One year later: 8News looks back at Virginia’s initial response to COVID-19

Coronavirus

RICHMOND, Va (WRIC) — March 4, 2020.

A room inside the state’s Patrick Henry Building was packed with maskless state employees, press, health experts and officials from the governor’s administration.

A pandemic peeked around the corner, but one message was repeated often that Wednesday morning.

“Virginia is not an area where the virus is spreading in the community right now” – Dr. Lilian Peake, state epidemiologist.

“We don’t have any cases, but we are preparing to deal with anything that comes down the pike. – Dr. Norm Oliver, state health commissioner.

“Coronavirus is serious, and we are taking it seriously” – Governor Ralph Northam

At that press conference on Coronavirus and the state’s plan to respond, response stakeholders stood shoulder to shoulder, shook hands and assured Virginia was ready to respond.

Reality changed by the end of the month with a stay-at-home order.

One year later, a different story: masks, and social distancing.
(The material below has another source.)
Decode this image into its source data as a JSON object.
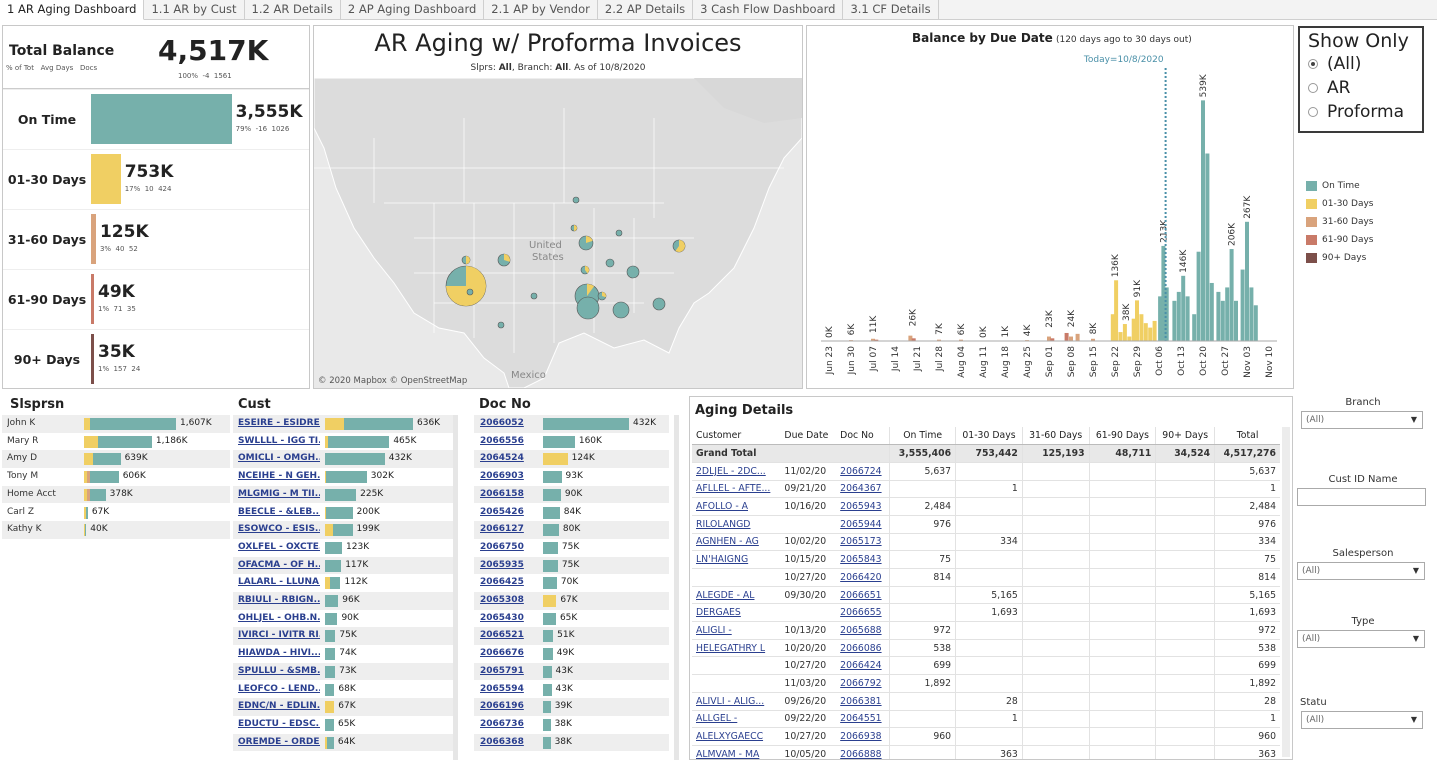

A mere handful of Virginians had been tested for COVID-19, but produced no positive results. 

However, Virginia could finally tests citizens in-state without sending samples to the Centers for Disease Control and Prevention lab in Atlanta.

“Having the test available here means we can turn it around in just hours,” Dr. Oliver said at the time.

Dan Carey, the state’s secretary of health and human resources, said Northam’s administration expected to spend $3.6 million to mobilize efforts over the upcoming 90 days, and an additional $6.5 million would be available if needed.

“We know that we can turn to those financial sources if, and when we need them. That is not limiting activity now,” he said.

Virginia’s Secretary of Finance Aubrey Lane said “the governor and his team has all the resources available to him to be able to do this effectively, and efficiently over the short period of time, and over whatever this course takes, over the next year or so depending on how things materialize.”

Before mask-wearing became a part of daily life, State Epidemiologist Lilian Peake and Governor Northam detailed their initial recommendations to cut back on potential community spread of disease.

“Until there’s a vaccine the key strategy to preventing the spread is keeping sick people separate from people who are not sick,” Dr. Peake said.

“Wash your hands with soap and water, cover your mouth and nose when you sneeze, stay home if you feel sick and avoid touching your face,” Northam said.

By mid-March, social distancing was encouraged, a statewide stay-at-home order swiftly followed on March 30th.